Tierralta albergará zona especial para diálogos con el EGC en proceso de Paz Total

Tierralta, en el sur de Córdoba, será sede de una Zona de Ubicación Temporal donde se concentrarían miembros del Ejército Gaitanista de Colombia para negociaciones con el Gobierno. La ubicación exacta permanecerá en secreto por razones de seguridad. El Estado correría con los costos de manutención de los combatientes mientras la Fuerza Pública asumiría la seguridad externa. El anuncio genera tanto expectativa como preocupación en una región históricamente afectada por el conflicto.
En las zonas rurales de Tierralta, en el sur de Córdoba, está tomando forma uno de los capítulos más delicados del proceso de Paz Total impulsado por el Gobierno Nacional. Allí se instalará una Zona de Ubicación Temporal, conocida como ZUT, donde se concentraría a miembros del Ejército Gaitanista de Colombia para avanzar en negociaciones y acuerdos con el Estado. Aunque la ubicación exacta permanecerá bajo reserva, el anuncio ya ha encendido conversaciones en una región que conoce bien el peso del conflicto armado.
Ricardo Andrés Giraldo, abogado que trabaja en el proceso del EGC, confirmó que la ZUT funcionará dentro de un perímetro rural claramente delimitado y bajo condiciones estrictas de control y vigilancia. "No puede ser en zona urbana", explicó el jurista, subrayando que la decisión responde a cuestiones logísticas, jurídicas y de seguridad para que los diálogos avancen sin sobresaltos. El espacio no será una extensión grande de terreno, pero sí tendrá límites precisos que los integrantes del grupo armado no podrán cruzar mientras dure el proceso.
La razón por la cual la ubicación exacta no será revelada es clara: seguridad y confidencialidad entre el EGC y el Gobierno Nacional. Giraldo fue enfático en esto, reconociendo que la discreción es fundamental para que todo funcione como se ha planeado.
Un aspecto que ha generado atención es cómo se financiará todo esto.

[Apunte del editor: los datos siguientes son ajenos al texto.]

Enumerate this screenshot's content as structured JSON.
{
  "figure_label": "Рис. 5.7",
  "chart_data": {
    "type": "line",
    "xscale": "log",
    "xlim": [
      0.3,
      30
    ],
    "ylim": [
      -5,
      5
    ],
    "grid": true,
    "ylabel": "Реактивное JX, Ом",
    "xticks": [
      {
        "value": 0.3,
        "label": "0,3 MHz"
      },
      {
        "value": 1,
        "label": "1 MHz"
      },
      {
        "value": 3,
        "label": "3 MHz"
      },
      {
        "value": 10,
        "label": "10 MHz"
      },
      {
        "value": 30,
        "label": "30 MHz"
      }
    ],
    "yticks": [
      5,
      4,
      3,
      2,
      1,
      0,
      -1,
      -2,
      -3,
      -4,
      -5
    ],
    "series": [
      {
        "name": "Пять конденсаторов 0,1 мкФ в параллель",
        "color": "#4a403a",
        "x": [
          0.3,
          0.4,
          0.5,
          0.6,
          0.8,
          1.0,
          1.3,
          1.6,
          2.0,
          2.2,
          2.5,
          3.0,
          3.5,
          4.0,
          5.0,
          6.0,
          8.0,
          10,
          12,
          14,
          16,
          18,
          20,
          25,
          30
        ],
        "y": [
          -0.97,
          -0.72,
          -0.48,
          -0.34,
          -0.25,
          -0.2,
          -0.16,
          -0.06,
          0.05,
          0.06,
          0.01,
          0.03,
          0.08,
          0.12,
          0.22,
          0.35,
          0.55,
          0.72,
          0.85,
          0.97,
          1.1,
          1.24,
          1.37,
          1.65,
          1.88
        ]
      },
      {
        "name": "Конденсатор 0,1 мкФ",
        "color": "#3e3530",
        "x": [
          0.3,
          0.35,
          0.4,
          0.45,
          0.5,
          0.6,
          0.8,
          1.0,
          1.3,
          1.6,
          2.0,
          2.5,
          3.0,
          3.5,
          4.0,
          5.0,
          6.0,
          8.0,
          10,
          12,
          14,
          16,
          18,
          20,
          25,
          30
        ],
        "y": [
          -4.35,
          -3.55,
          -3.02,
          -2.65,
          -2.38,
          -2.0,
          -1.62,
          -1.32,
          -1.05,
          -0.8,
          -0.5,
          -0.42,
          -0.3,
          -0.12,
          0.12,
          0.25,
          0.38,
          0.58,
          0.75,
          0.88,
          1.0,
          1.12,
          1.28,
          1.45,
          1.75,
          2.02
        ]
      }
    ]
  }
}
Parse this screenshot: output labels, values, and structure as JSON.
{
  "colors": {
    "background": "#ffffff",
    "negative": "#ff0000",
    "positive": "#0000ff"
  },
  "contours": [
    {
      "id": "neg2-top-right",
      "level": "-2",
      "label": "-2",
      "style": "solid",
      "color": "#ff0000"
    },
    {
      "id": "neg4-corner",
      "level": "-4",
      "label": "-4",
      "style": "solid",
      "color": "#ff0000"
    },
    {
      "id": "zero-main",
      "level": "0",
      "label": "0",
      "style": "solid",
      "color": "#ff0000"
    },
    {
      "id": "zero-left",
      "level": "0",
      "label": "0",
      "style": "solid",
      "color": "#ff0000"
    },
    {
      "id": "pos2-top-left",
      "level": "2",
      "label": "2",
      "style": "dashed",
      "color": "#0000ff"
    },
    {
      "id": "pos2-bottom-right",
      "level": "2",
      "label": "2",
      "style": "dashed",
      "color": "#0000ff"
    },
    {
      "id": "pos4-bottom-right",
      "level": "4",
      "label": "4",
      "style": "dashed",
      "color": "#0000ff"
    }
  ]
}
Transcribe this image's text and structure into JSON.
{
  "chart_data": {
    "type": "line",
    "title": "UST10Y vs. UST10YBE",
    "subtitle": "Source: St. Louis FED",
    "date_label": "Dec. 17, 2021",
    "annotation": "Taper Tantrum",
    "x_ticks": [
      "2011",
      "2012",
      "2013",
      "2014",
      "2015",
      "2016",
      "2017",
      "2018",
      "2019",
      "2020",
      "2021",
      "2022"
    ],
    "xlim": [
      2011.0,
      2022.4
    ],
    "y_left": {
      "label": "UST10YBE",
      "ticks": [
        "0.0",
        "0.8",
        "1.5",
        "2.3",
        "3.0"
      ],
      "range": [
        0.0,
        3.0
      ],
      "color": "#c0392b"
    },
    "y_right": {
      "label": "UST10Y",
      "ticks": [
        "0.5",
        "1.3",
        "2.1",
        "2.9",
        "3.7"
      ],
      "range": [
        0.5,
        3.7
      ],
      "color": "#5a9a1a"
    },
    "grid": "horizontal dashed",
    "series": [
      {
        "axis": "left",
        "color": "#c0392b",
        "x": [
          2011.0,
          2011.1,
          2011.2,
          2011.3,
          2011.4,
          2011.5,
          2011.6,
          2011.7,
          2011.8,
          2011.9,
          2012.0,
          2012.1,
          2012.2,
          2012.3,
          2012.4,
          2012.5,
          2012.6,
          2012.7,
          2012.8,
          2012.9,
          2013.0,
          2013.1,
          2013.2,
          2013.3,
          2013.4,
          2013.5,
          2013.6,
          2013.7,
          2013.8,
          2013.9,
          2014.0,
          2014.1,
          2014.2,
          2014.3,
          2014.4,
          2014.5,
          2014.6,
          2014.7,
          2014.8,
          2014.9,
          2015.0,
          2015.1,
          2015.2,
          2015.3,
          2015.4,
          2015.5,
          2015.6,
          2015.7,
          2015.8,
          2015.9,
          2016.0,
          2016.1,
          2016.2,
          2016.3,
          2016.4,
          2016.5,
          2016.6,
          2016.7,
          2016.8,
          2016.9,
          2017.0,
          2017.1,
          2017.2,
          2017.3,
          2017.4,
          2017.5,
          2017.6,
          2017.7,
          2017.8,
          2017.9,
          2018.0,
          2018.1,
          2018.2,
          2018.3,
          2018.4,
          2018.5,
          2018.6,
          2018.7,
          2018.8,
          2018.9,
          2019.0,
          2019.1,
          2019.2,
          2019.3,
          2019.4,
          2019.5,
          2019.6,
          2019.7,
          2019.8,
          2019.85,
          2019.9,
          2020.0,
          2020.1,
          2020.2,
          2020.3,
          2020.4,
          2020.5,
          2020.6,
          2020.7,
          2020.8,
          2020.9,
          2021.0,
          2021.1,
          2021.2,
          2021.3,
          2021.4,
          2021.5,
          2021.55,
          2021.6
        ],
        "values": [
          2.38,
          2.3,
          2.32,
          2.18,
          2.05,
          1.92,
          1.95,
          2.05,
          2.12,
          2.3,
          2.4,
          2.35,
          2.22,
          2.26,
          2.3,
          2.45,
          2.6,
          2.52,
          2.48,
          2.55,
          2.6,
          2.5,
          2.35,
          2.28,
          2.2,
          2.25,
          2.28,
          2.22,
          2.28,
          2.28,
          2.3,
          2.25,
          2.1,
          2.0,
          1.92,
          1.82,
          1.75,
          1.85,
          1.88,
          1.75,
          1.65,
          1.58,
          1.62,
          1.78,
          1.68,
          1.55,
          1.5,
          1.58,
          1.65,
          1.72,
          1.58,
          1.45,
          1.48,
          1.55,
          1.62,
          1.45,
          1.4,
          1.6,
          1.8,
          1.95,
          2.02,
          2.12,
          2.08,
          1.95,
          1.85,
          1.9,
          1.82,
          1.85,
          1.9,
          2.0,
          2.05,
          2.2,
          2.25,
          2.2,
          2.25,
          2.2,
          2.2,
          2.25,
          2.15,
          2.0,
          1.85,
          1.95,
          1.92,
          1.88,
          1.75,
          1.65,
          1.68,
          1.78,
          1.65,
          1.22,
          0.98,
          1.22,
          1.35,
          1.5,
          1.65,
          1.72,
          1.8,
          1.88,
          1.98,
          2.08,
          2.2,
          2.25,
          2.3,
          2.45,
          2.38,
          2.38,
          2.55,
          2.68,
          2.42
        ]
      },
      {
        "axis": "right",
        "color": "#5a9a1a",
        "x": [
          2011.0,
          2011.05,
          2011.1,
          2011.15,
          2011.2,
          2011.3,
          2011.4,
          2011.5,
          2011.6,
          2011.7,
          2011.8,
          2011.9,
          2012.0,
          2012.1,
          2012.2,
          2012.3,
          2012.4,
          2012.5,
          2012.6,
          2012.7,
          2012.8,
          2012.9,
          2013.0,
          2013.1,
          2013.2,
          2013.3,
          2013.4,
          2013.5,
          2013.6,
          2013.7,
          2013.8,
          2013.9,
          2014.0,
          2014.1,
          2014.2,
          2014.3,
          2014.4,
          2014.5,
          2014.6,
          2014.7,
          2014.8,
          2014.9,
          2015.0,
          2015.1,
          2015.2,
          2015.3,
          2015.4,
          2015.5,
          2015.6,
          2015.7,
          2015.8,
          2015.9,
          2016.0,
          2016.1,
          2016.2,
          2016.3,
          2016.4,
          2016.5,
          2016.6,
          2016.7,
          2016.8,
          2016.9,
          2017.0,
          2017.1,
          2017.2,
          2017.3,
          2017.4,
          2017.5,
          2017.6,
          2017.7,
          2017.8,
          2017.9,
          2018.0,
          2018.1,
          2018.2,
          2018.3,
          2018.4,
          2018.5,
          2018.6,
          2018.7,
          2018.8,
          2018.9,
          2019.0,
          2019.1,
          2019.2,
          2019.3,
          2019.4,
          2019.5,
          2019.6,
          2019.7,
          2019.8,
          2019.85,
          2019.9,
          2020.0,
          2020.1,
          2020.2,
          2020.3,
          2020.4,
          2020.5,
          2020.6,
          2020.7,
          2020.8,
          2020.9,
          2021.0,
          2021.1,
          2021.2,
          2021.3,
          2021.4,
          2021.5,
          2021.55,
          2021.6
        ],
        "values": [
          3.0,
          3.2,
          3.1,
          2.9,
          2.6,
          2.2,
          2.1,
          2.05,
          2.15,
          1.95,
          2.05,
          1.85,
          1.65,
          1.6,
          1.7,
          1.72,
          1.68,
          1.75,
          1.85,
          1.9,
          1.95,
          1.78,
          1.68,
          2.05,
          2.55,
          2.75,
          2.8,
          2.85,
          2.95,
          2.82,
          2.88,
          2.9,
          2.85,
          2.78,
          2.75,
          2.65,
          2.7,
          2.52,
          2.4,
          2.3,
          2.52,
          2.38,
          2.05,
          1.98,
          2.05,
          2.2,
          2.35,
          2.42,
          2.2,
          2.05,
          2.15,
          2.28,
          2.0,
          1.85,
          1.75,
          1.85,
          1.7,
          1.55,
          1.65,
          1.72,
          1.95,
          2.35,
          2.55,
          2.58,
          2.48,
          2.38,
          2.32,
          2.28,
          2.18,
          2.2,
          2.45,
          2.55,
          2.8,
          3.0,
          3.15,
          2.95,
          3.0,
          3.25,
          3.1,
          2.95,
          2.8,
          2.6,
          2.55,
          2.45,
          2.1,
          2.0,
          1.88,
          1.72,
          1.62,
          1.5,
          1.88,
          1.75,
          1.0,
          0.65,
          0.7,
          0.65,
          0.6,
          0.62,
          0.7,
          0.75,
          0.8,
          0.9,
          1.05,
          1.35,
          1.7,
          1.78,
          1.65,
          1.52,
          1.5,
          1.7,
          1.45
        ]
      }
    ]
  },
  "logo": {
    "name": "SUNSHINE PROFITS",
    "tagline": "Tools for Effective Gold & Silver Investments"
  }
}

El Estado se haría cargo de la manutención, cuidado y sostenimiento de los combatientes que lleguen a la zona, mientras que la seguridad externa sería responsabilidad exclusiva de la Fuerza Pública. Esta estrategia es parte de los esfuerzos del Gobierno para desmontar actividades criminales y reducir la violencia en diferentes regiones del país.
Sin embargo, el anuncio también ha revivido preocupaciones legítimas sobre seguridad, control territorial y lo que pasará después. En Tierralta, un municipio que ha vivido décadas bajo la presencia de actores ilegales, los habitantes y líderes sociales ya están buscando respuestas sobre el impacto real que tendrá este proceso en el territorio. Las experiencias del pasado enseñan que procesos similares pueden dejar vacíos de poder o generar nuevas disputas armadas, y ese es el fantasma que recorre las conversaciones en la región.